In the world of bodybuilding, popular belief has always been that more is better. More sets, more reps, and more weight will lead to more gains and when it comes to protein intake, why would this belief be any different. It makes sense that the more protein we eat, the more muscle we will build and if it makes sense then it must be true. High protein diets are highly prevalent in the bodybuilding industry but what exactly is a high-protein diet and how much do we truly need to build muscle, lose fat and still perform.

For starters let’s define what a high-protein diet really is. Popular belief would has us to believe that a high-protein diet means that the vast majority of your daily caloric intake is in the form of protein but a high-protein diet is simply a diet in which the daily protein intake exceeds the recommended protein intake suggested by the American dietetic Association (ADA). Current recommendations by the ADA is that the average individual consume 0.8g/kg of lean body weight a day of protein in their daily diet. This means that a typical 80 kg person should consume 64g of protein a day in order to maintain their muscle mass assuming that their daily caloric intake is sufficient to meet their daily metabolic needs.  This amount of protein has been proven to be sufficient for the average individual regardless of the age or sex of the individual however this does not hold true for athletes engaged in endurance or resistance training including bodybuilders.  Since the rate of muscle protein degradation and subsequent synthesis of muscle protein following endurance or high intensity resistance training is greater in athletes, the amount of daily protein intake that is required for an athlete to maintain and even stimulate muscle growth far exceeds that of the recommendations set forth by the American dietetic Association hence, the high-protein diet.

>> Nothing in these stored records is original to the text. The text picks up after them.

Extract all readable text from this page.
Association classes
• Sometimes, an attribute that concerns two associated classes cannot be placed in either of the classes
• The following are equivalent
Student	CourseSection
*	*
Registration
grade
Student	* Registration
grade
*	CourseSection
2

So exactly how much protein is recommended in a high-protein diet?  Well if you were to walk into your local gym and ask 10 people you would probably get 10 different answers.  It is important to understand that not all high-protein diets are the same and not all will provide the same results. Ketogenic diets, a popular option when it comes to weight loss, have you consume the vast majority, anywhere from 50-70%, of your daily caloric intake in the form of protein, 10-30% in the form of fats with very minimal, 10-20%. Although this option is fairly effective for losing weight, it has very little value in athletes because of the muscles dependence on muscle glycogen stores during such exercises. Such a decrease could lead to decrease in exercise performance as well as muscle regeneration which would ultimately lead to a reduced ability to grow muscle or keep hard earned muscle.

Another popular option among bodybuilders is the 40/30/30 diet in which 40% of your daily caloric intake comes from the form of carbohydrates, 30% coming from proteins and the last 30% coming in the form of fats.  This option appears to be more reasonable and more

Sustainable than a ketogenic diet. It provides for a fair amount of carbohydrate intake which allows for improved exercise capacity when compared to a ketogenic diet, contains more than ADA recommended 0.8g/kg/day of protein which allows for improved muscle synthesis and recovery as well as an adequate amount of fat which is essential for maintenance of hormone levels. However, depending on your daily caloric intake, following this diet might lead to daily protein ingestion far greater than what you actually need on a daily basis regardless of the intensity of your training.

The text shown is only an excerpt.